La estatal Yacimientos Petrolíferos Fiscales Bolivianos (YPFB) comenzó un nuevo periodo en sus actividades por lo que tiene el reto de cumplir con la recuperación de la exploración para que proporcione las condiciones para la reposición y crecimiento de las reservas, lo que permitirá mayores volúmenes de producción, según informó el presidente de la empresa, Wilson Zelaya.

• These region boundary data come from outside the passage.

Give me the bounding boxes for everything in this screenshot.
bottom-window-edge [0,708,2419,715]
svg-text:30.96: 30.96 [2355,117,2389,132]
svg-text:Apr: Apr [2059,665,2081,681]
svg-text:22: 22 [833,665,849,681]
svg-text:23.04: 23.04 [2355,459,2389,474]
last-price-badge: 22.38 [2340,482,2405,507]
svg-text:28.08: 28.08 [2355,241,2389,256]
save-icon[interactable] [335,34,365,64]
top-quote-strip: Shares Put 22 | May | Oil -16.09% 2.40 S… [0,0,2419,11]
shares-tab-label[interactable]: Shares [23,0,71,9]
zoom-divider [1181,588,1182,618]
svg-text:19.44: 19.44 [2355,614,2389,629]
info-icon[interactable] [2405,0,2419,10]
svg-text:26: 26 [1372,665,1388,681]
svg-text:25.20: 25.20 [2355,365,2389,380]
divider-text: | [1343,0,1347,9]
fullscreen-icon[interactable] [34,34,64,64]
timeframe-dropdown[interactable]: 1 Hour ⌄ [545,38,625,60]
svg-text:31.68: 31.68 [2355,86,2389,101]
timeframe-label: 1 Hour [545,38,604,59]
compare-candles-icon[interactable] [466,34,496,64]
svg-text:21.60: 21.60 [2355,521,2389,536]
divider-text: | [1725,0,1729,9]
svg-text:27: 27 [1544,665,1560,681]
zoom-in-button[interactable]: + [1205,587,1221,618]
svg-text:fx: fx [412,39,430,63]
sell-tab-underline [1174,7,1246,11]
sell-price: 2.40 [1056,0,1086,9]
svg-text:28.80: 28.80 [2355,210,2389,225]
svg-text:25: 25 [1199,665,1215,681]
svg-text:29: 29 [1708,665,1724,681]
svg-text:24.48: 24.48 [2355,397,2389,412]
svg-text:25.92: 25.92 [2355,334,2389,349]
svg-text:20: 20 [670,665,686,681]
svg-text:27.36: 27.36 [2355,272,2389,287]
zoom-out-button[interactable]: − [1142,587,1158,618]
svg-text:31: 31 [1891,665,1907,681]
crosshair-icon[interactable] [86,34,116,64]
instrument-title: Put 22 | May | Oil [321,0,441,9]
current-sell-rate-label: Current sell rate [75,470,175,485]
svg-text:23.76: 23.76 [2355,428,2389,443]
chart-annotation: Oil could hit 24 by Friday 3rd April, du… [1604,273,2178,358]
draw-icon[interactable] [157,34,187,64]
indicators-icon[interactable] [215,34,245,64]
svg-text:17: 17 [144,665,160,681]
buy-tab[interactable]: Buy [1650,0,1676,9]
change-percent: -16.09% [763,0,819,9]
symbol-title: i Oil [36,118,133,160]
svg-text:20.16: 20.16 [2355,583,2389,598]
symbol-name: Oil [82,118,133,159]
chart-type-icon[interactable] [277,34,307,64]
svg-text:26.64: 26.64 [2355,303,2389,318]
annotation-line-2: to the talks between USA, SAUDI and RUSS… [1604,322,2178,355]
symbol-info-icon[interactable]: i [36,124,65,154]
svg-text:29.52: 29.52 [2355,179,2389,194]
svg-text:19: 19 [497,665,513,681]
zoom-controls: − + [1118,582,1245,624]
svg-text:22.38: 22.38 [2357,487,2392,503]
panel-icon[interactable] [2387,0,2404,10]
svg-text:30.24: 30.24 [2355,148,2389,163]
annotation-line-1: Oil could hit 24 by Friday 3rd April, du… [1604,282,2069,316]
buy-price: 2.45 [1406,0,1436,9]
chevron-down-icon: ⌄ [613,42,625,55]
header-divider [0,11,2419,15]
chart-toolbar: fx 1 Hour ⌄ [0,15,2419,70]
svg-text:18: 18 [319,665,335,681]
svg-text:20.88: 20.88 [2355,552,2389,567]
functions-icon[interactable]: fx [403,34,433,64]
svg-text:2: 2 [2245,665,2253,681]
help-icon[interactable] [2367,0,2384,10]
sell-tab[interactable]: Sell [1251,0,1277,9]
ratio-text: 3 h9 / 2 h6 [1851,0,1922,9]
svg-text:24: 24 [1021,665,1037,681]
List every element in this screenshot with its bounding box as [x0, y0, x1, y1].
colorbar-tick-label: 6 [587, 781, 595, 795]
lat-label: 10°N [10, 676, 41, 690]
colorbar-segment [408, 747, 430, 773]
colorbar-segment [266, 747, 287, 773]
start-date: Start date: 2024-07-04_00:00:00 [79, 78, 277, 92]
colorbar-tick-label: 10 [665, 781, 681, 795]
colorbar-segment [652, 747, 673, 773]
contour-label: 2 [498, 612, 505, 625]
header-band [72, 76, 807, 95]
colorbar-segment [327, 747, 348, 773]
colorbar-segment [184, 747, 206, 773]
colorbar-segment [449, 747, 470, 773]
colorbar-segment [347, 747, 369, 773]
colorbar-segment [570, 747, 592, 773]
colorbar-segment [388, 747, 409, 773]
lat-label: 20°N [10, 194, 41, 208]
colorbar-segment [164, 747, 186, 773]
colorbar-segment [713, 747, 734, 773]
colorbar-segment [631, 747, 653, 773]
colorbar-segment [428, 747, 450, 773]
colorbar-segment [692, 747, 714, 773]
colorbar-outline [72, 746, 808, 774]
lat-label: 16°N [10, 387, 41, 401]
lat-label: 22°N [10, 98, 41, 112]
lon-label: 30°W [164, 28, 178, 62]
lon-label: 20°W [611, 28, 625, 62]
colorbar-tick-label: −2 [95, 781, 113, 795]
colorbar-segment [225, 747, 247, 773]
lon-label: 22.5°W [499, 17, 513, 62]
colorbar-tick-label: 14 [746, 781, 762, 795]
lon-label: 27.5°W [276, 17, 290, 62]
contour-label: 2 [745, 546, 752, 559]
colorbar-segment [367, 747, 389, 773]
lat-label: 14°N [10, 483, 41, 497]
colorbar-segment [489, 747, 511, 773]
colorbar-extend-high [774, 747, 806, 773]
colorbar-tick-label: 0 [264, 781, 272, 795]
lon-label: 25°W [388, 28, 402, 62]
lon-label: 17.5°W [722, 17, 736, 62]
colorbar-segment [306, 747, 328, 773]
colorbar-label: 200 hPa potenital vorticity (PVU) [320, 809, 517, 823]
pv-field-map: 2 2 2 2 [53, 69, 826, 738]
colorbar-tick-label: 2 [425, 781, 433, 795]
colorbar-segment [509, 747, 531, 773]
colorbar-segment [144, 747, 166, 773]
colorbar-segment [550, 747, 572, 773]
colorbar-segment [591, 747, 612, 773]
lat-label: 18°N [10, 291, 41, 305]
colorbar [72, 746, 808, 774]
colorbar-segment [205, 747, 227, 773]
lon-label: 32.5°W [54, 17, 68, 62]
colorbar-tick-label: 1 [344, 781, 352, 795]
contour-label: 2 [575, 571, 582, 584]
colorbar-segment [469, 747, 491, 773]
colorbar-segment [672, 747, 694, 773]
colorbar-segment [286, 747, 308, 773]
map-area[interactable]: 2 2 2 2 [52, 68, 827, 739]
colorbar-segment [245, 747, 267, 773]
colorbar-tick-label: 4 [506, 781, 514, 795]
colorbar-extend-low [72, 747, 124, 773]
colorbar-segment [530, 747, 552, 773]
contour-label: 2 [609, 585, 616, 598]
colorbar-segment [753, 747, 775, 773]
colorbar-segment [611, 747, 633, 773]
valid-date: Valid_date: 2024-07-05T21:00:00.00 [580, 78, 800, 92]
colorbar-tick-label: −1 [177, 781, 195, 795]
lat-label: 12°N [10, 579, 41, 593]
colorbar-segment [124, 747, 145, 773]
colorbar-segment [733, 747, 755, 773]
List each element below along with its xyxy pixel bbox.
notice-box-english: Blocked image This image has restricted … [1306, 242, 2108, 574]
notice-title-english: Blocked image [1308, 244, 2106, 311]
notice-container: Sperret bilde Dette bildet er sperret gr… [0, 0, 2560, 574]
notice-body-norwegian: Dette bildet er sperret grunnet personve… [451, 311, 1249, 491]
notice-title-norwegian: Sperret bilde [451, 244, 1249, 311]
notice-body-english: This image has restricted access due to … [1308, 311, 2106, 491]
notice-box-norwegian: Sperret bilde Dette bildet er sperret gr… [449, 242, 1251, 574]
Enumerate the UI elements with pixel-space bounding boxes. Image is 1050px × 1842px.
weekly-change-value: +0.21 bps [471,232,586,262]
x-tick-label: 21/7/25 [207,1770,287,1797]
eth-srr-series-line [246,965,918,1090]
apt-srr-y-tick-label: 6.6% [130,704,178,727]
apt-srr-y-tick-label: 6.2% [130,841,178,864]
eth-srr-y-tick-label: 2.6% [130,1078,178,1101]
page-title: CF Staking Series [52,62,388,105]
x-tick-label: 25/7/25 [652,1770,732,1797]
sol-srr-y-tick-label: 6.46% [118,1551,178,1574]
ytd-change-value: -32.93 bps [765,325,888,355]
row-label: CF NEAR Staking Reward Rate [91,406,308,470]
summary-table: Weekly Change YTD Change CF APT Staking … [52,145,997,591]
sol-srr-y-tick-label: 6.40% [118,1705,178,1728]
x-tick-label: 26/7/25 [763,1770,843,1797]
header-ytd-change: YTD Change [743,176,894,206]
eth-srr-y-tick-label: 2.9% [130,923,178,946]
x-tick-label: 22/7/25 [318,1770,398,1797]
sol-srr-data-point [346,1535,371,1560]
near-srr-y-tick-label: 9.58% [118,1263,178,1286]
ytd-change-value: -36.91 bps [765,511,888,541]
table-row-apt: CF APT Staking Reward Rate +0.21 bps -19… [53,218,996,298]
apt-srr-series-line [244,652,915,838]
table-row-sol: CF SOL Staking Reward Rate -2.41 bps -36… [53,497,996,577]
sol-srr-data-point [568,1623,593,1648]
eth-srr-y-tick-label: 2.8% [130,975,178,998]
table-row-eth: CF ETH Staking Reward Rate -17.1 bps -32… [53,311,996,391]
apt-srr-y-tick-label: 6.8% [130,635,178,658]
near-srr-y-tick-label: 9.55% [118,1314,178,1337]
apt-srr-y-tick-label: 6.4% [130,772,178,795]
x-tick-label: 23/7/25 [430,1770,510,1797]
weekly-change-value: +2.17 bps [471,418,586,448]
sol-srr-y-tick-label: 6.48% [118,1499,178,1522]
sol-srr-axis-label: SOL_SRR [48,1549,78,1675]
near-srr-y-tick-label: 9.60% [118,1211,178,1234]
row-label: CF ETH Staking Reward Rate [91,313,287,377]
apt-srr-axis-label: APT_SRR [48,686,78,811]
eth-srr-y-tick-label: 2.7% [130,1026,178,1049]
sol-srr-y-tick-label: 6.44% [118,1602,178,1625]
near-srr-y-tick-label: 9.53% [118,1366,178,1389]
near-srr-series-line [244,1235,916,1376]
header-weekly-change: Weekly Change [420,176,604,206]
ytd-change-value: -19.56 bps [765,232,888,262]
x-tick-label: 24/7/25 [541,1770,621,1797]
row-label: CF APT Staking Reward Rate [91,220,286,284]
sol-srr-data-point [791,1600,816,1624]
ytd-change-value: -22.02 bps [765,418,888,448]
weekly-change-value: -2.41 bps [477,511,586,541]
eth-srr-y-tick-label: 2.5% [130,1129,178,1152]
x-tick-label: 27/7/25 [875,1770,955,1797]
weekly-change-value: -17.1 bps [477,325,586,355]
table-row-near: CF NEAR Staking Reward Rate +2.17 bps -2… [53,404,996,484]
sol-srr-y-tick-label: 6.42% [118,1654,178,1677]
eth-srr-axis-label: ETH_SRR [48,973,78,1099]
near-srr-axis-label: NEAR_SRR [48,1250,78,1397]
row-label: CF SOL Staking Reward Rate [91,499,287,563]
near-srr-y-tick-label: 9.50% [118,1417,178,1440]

“Es importante sustituir las importaciones de combustibles; para esto encaramos un programa que incrementará la producción de petróleo en los campos actuales y la reactivación de campos maduros”, sostuvo Zelaya, según un boletín de prensa.

Dijo que también se pretende reducir el consumo de diésel oíl en las termoeléctricas que actualmente utilizan ese combustible, proporcionándoles GNL de la planta de Río Grande y se pondrá en ejecución el proyecto de diésel renovable con el que, a partir del año 2024, se producirá 9.000 barriles por día del combustible de alto rendimiento y eficiencia para los vehículos, contribuyendo al medio ambiente con la reducción de las emisiones de carbono en hasta un 80%.

Asimismo, destacó que “existe la necesidad de reencaminar la industrialización que se vio afectada con la decisión de paralizar la Planta de Amoniaco y Urea en noviembre de 2019. Pondremos en operación este complejo petroquímico este semestre”.

Zelaya indicó que ya se inició las gestiones para garantizar la comercialización de la urea que se produzca y se espera un ingreso de alrededor de $us 80 millones durante 2021 y mejores perspectivas para los siguientes años.

“Entre nuestros planes está el fortalecer este complejo con la incorporación de nuevos productos que le agreguen mayor valor al gas natural como los fertilizantes NPK, MAP y otros”, agregó.

El Presidente de YPFB señaló también que se trabaja de manera intensa en el fortalecimiento y modernización de la estatal petrolera y sus empresas filiales y subsidiarias para optimizar el costo operativo y priorizar las inversiones con mayores retornos para la empresa.